WV refundsBy BRYN MICKLE / Staff Writer, Martinsburg

photo: RICHARD T. MEAGHER / staff photographer

MARTINSBURG, W.Va. - More than 25 years after her parents opened a savings account for her, Amber Boeckman has finally gotten her piece of $65 million worth of unclaimed property in the state of West Virginia..

All $331.91 of it.

West Virginia State Treasurer John D. Perdue was in Martinsburg Tuesday afternoon to pass out checks to five local residents who discovered they were entitled to some long overdue cash.

The state treasury has spent the last two years aggressively trying to find the rightful owners of everything from forgotten savings bonds and retirement funds to stocks and estate settlements, Perdue said.
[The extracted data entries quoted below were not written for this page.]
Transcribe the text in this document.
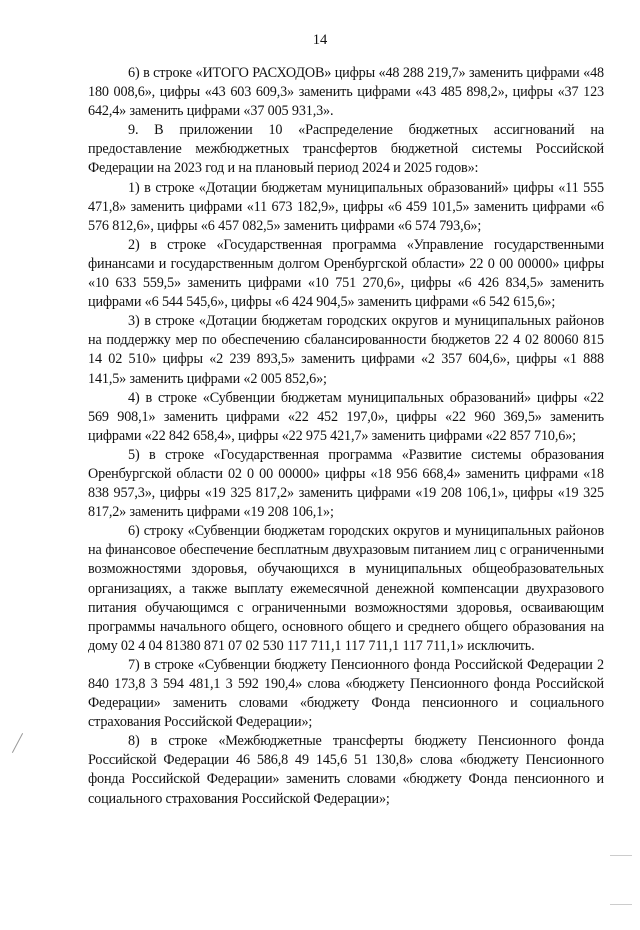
14

6) в строке «ИТОГО РАСХОДОВ» цифры «48 288 219,7» заменить цифрами «48 180 008,6», цифры «43 603 609,3» заменить цифрами «43 485 898,2», цифры «37 123 642,4» заменить цифрами «37 005 931,3».

9. В приложении 10 «Распределение бюджетных ассигнований на предоставление межбюджетных трансфертов бюджетной системы Российской Федерации на 2023 год и на плановый период 2024 и 2025 годов»:

1) в строке «Дотации бюджетам муниципальных образований» цифры «11 555 471,8» заменить цифрами «11 673 182,9», цифры «6 459 101,5» заменить цифрами «6 576 812,6», цифры «6 457 082,5» заменить цифрами «6 574 793,6»;

2) в строке «Государственная программа «Управление государственными финансами и государственным долгом Оренбургской области» 22 0 00 00000» цифры «10 633 559,5» заменить цифрами «10 751 270,6», цифры «6 426 834,5» заменить цифрами «6 544 545,6», цифры «6 424 904,5» заменить цифрами «6 542 615,6»;

3) в строке «Дотации бюджетам городских округов и муниципальных районов на поддержку мер по обеспечению сбалансированности бюджетов 22 4 02 80060 815 14 02 510» цифры «2 239 893,5» заменить цифрами «2 357 604,6», цифры «1 888 141,5» заменить цифрами «2 005 852,6»;

4) в строке «Субвенции бюджетам муниципальных образований» цифры «22 569 908,1» заменить цифрами «22 452 197,0», цифры «22 960 369,5» заменить цифрами «22 842 658,4», цифры «22 975 421,7» заменить цифрами «22 857 710,6»;

5) в строке «Государственная программа «Развитие системы образования Оренбургской области 02 0 00 00000» цифры «18 956 668,4» заменить цифрами «18 838 957,3», цифры «19 325 817,2» заменить цифрами «19 208 106,1», цифры «19 325 817,2» заменить цифрами «19 208 106,1»;

6) строку «Субвенции бюджетам городских округов и муниципальных районов на финансовое обеспечение бесплатным двухразовым питанием лиц с ограниченными возможностями здоровья, обучающихся в муниципальных общеобразовательных организациях, а также выплату ежемесячной денежной компенсации двухразового питания обучающимся с ограниченными возможностями здоровья, осваивающим программы начального общего, основного общего и среднего общего образования на дому 02 4 04 81380 871 07 02 530 117 711,1 117 711,1 117 711,1» исключить.

7) в строке «Субвенции бюджету Пенсионного фонда Российской Федерации 2 840 173,8 3 594 481,1 3 592 190,4» слова «бюджету Пенсионного фонда Российской Федерации» заменить словами «бюджету Фонда пенсионного и социального страхования Российской Федерации»;

8) в строке «Межбюджетные трансферты бюджету Пенсионного фонда Российской Федерации 46 586,8 49 145,6 51 130,8» слова «бюджету Пенсионного фонда Российской Федерации» заменить словами «бюджету Фонда пенсионного и социального страхования Российской Федерации»;
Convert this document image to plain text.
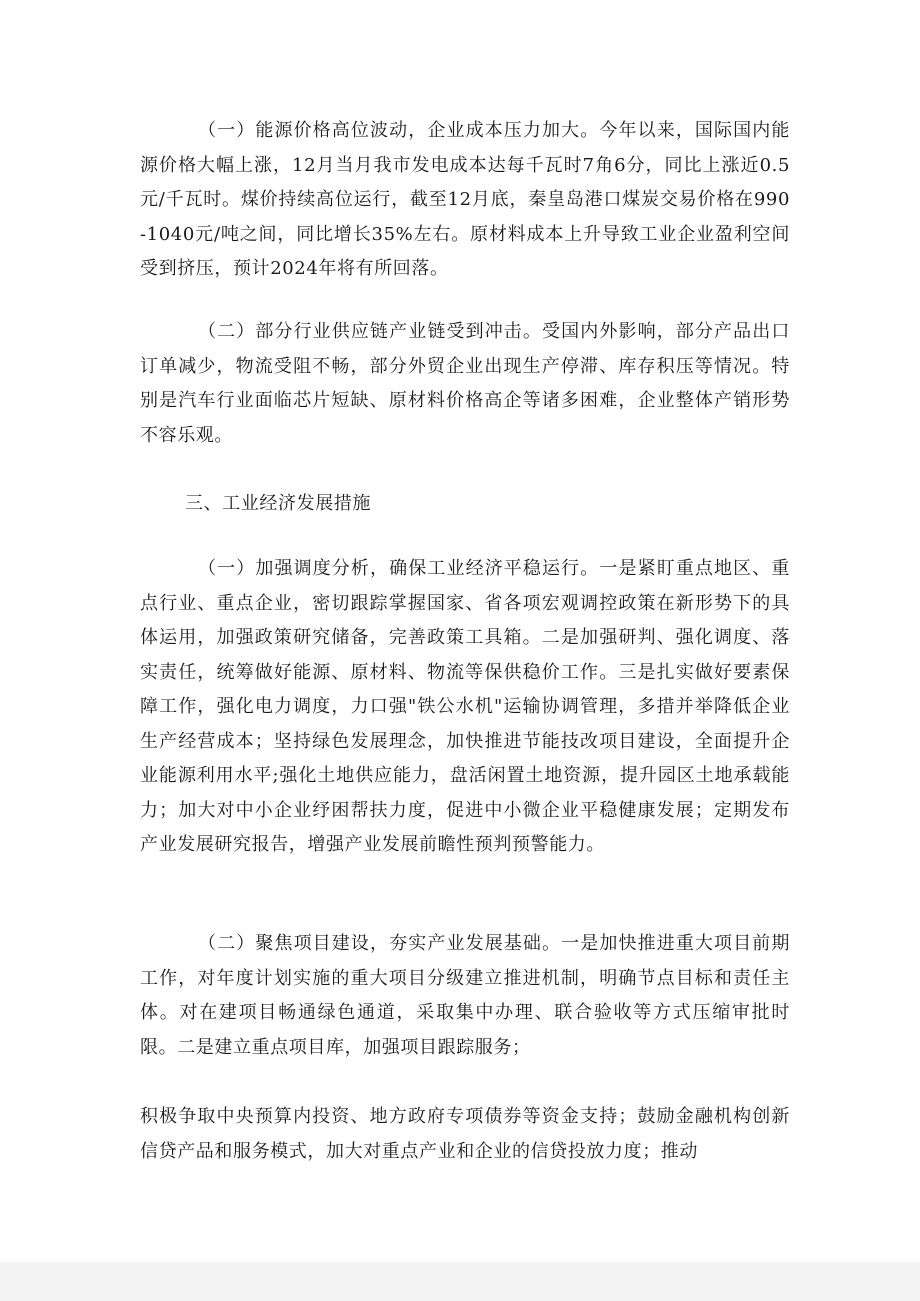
（一）能源价格高位波动，企业成本压力加大。今年以来，国际国内能源价格大幅上涨，12月当月我市发电成本达每千瓦时7角6分，同比上涨近0.5元/千瓦时。煤价持续高位运行，截至12月底，秦皇岛港口煤炭交易价格在990-1040元/吨之间，同比增长35%左右。原材料成本上升导致工业企业盈利空间受到挤压，预计2024年将有所回落。

（二）部分行业供应链产业链受到冲击。受国内外影响，部分产品出口订单减少，物流受阻不畅，部分外贸企业出现生产停滞、库存积压等情况。特别是汽车行业面临芯片短缺、原材料价格高企等诸多困难，企业整体产销形势不容乐观。

三、工业经济发展措施

（一）加强调度分析，确保工业经济平稳运行。一是紧盯重点地区、重点行业、重点企业，密切跟踪掌握国家、省各项宏观调控政策在新形势下的具体运用，加强政策研究储备，完善政策工具箱。二是加强研判、强化调度、落实责任，统筹做好能源、原材料、物流等保供稳价工作。三是扎实做好要素保障工作，强化电力调度，力口强"铁公水机"运输协调管理，多措并举降低企业生产经营成本；坚持绿色发展理念，加快推进节能技改项目建设，全面提升企业能源利用水平;强化土地供应能力，盘活闲置土地资源，提升园区土地承载能力；加大对中小企业纾困帮扶力度，促进中小微企业平稳健康发展；定期发布产业发展研究报告，增强产业发展前瞻性预判预警能力。

（二）聚焦项目建设，夯实产业发展基础。一是加快推进重大项目前期工作，对年度计划实施的重大项目分级建立推进机制，明确节点目标和责任主体。对在建项目畅通绿色通道，采取集中办理、联合验收等方式压缩审批时限。二是建立重点项目库，加强项目跟踪服务；

积极争取中央预算内投资、地方政府专项债券等资金支持；鼓励金融机构创新信贷产品和服务模式，加大对重点产业和企业的信贷投放力度；推动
About 85 percent of the time, the unclaimed money amounts to about $500 or less, but every so often the state finds someone who is owed as much as $100,000, Perdue said.

A Morgantown, W.Va., woman received a check for $74,000 in unclaimed money on Monday, Perdue said.

As head of a department that is usually on the receiving end of checks, Perdue said he's glad when he can find the owners of lost money.

"It's nice to be able to give some of it back," Perdue said.

Boeckman said she never would have known about her unclaimed cash if her aunt had not been surfing the Internet about six months ago.

Boeckman's name was on a list of unclaimed property, and when her aunt saw her name, she quickly gave her a call, Boeckman said.

"My parents had set up a savings account for me a long time ago and I guess they forgot about," she said.

Her sudden windfall will do nicely to purchase a new easy chair for her home, Boeckman said.

Julia and Warren Barkley of Martinsburg received a $126 check from a stock account that Warren Barkley had set up 20 years ago while working as an airplane technician in Hagerstown.

"It was quite a surprise," Julia Barkley said.

While the Barkleys were unsure how they would spend the money, Julia Barkley said she had "plenty of places for it."

While a total of five checks were earmarked for Perdue's appearance in Martinsburg on Tuesday, three of the recipients shunned the publicity and will receive their checks at home.

None of the checks were larger than about $300, Perdue said.

To date, the state has located the owners of about $11 million in unclaimed property, and Perdue said there is no time limit for claiming it.

"That's the people's money and we'll give it to them," Perdue said.